Museums Journal 1 October 2008
By Patrick Steel
National museums opposed to legislation that would enable the return of Nazi loot
The National Museum Directors' Conference (NMDC) has come out against a change in legislation that would allow the return of Nazi loot from national museum collections.
The Department for Culture, Media and Sport (DCMS) is currently considering an amendment to the Heritage Protection Bill to bring national museums in line with the rest of the museums community on the issue of looted objects. A spokesman for the DCMS said any legislation would apply "very specifically" to items looted in the Nazi era.
At the moment most national museums are prevented by law from deaccessioning such objects from their collections, even in cases where provenance can be proven.
But the NMDC has urged the DCMS not to go ahead with the amendment.
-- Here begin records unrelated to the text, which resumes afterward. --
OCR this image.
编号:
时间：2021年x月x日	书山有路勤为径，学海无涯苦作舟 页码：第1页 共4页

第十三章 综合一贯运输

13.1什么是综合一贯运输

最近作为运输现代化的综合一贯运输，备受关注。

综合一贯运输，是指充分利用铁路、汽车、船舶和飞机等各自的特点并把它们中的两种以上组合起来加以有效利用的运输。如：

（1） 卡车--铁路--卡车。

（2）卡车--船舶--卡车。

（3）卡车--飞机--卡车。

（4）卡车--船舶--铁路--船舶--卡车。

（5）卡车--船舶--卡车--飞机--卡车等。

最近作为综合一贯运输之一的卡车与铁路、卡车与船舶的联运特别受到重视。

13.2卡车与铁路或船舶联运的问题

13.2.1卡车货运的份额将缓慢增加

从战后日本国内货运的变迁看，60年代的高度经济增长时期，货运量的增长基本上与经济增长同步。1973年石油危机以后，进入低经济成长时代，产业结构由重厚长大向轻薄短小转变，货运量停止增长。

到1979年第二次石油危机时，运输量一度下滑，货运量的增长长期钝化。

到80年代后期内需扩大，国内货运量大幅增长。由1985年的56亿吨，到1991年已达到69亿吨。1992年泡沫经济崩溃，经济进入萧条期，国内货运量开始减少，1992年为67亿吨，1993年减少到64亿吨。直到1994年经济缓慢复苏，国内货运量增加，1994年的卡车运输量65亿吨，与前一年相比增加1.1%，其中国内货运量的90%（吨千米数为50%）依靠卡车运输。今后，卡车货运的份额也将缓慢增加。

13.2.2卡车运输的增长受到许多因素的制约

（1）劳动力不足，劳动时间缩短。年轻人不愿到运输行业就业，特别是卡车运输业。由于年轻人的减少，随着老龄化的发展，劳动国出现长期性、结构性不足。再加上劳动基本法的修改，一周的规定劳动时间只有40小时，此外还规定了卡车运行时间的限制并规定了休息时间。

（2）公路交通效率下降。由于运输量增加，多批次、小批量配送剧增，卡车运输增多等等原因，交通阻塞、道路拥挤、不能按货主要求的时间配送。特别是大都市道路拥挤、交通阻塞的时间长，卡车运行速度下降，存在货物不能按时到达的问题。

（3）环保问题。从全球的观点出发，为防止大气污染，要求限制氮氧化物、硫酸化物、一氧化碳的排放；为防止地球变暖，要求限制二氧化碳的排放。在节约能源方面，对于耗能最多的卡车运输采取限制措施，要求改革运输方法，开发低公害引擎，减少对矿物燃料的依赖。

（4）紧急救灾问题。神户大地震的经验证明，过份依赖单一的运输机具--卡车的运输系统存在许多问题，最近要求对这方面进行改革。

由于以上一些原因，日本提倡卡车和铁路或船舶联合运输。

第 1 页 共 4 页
In a statement praising the work of the Spoliation Advisory Panel, it said: "Since the panel has proved so effective, and there is no evidence of unsatisfied claims, we feel that the proposed amendment to the Heritage Protection Bill is unnecessary."
Anne Webber, the co-chair of the Commission for Looted Art in Europe, said: "This represents a complete volte-face by the NMDC, the leading members of which only a year ago publicly affirmed the need for this legislation. They must not be allowed to prevail.
"Their statement that 'there is no evidence of unsatisfied claims' goes against the facts. Only three months ago, the Spoliation Advisory Panel and minister Margaret Hodge expressed their concern at being unable to restitute a Nazi-looted porcelain item in the British Museum to its rightful owner.
"In addition, there are still Nazi-looted works of art in our national museums whose rightful owners may wish for their restitution. The government has made a firm commitment to legislate, most recently in May of this year, while the panel has twice [in 2005 and 2008] asked for legislation to be enacted, so it is essential that this is carried through."
David Fleming, the director of National Museums Liverpool and a member of the NMDC, did not attend the meeting at which the amendment was discussed, but said: "My personal view is that any museums that have legislation that restricts the ability to be ethical and professional need to look at that."
Earlier this year, the British Museum paid £18,000 in compensation after discovering a porcelain plate in its collection had been looted by the Gestapo.
When Museums Journal contacted the heir of the plate's original owner, who did not want to be named, she said: "The plate is part of a collection that my uncle had. I am trying to reassemble as much of it as possible. Of course, I would love to have it back.
"The difficulty is that my case has been resolved, so I have no idea how that would work if the new law is passed."